CapitaLand’s quarterly rental income declined after it sold four shopping malls and 28 serviced residence properties in the year, the company said in the statement. The developer booked a one-time gain of S$223.4 million from its divestments in the fourth quarter, compared with S$929.9 million a year earlier, when it spun off its retail property unit, CapitaMalls Asia Ltd.
“The results were exaggerated by revaluation and divestment gains,” said Donald Chua, a Singapore-based analyst at CIMB-GK Pte who has a “neutral” rating on CapitaLand shares. “Stripping those out, the core earnings weren’t fantastic as home sales in China and Singapore weren’t as fast as expected as sentiment has been weak. There’ll be some more pressure as the governments recently introduced rate hikes and other curbs.”
Singapore last month implemented new steps including limits on loans and raised sales taxes, while China suspended third mortgages and increased interest rates for the first time in three years.
The measures will “stabilize” property markets of the two countries, Liew Mun Leong, CapitaLand’s chief executive officer, said in a briefing today. He also plans to seek acquisitions when “price expectations have moderated.”
The stock fell 2.4 percent to S$3.28 as of 3:33 p.m. in Singapore, set for its lowest close since May 18, 2009.

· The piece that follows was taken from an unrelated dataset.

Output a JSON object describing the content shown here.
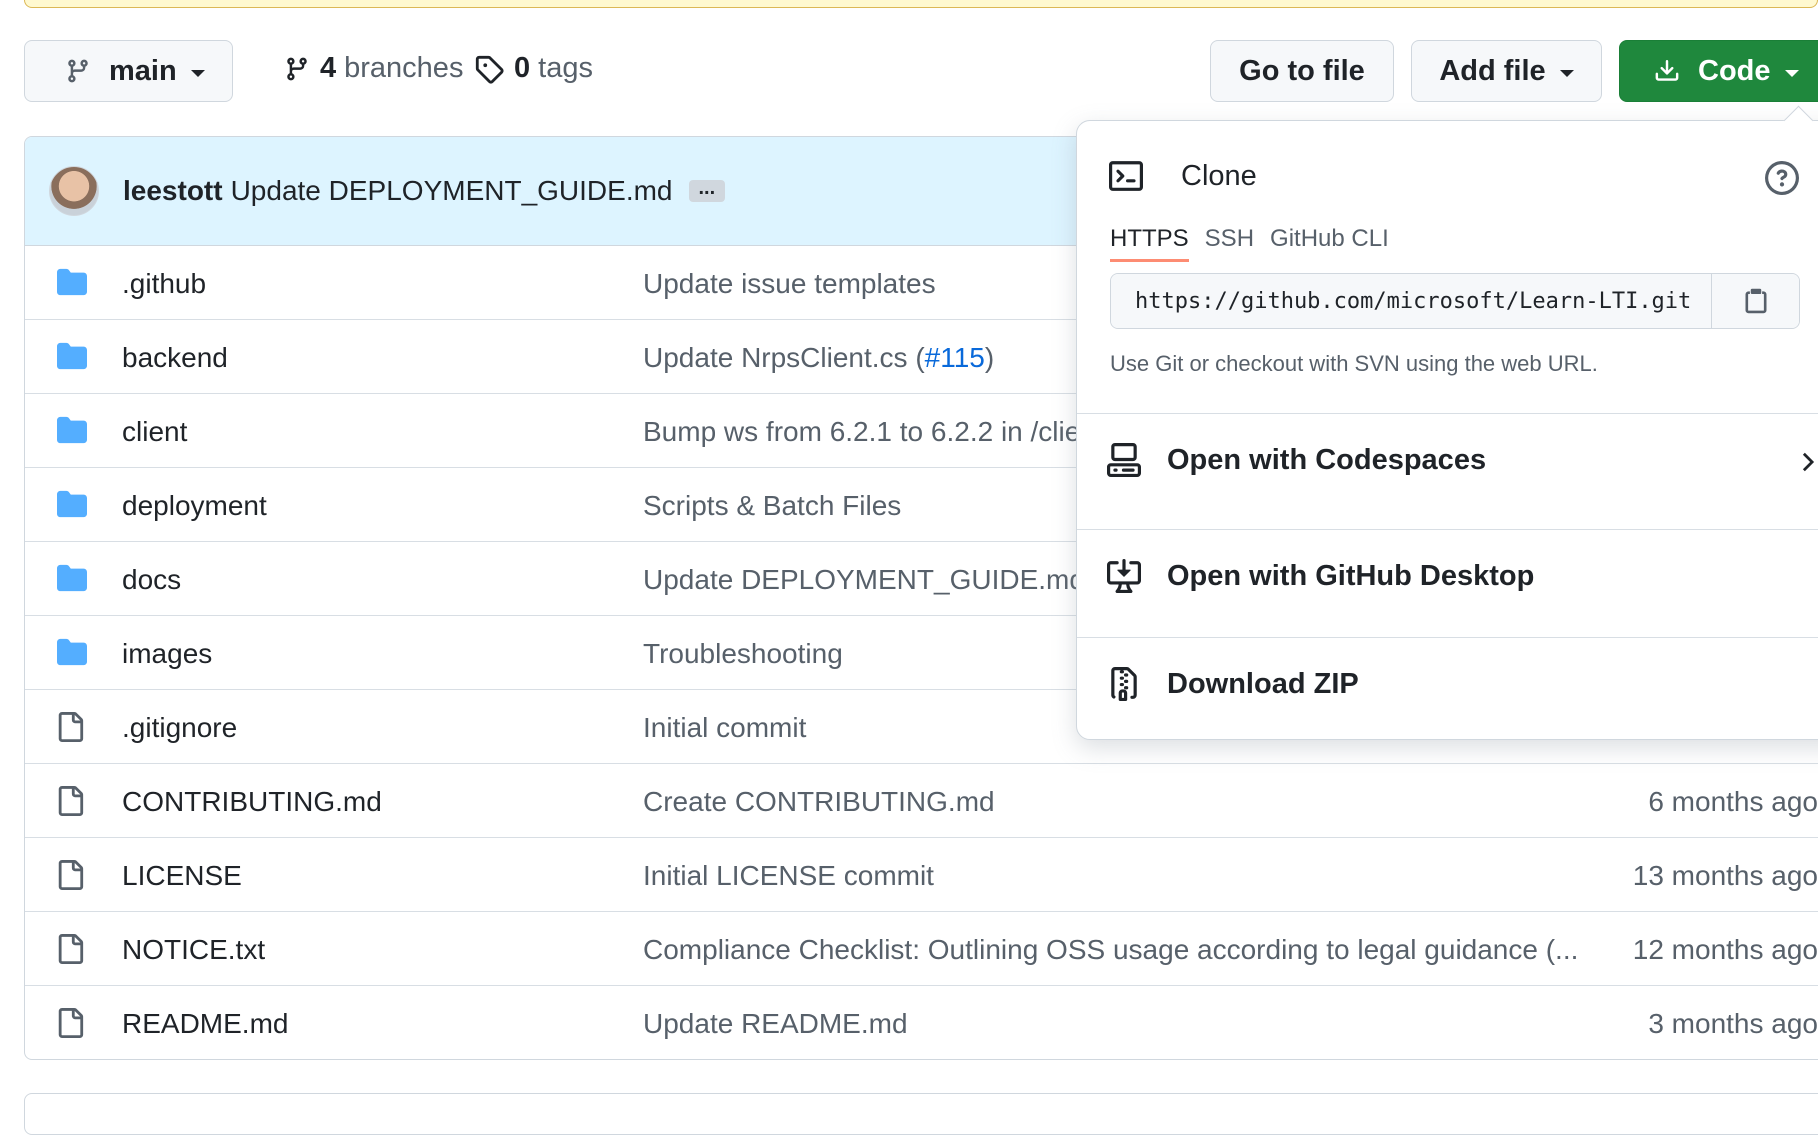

CapitaLand said it’s keeping a “positive outlook” on China and Singapore, its two biggest markets, even as governments in the region introduce fresh measures to damp the threat of asset bubbles caused by capital inflows and low interest rates. The company said today it plans to market 1,700 homes in Singapore and about 4,000 in China this year.
While the Singapore government’s new round of property cooling measures have “subdued the market and caused overall sentiment to dip,” CapitaLand said it expects earnings from Singapore home sales to “remain healthy.”
Record Home Prices
Private home prices in Singapore, CapitaLand’s biggest market by pretax earnings in the fourth quarter, climbed to a record in the three months as the nation’s fastest economic growth since independence in 1965 overwhelmed government measures to cool the market. The government said Feb. 14 it may take further steps to damp the property market if needed following last month’s curbs.
Singapore’s three-month interbank rate fell to 0.4375 percent yesterday, the lowest since Bloomberg began compiling the data in 1999.
In China, CapitaLand said it will look at acquiring new sites as it sees continued demand in the country even as the Chinese government moves to curb property speculation.
CapitaLand has proposed a final dividend of 6 Singapore cents, down from 10.5 cents a year earlier, when it had a one- time payout of 5 cents a share.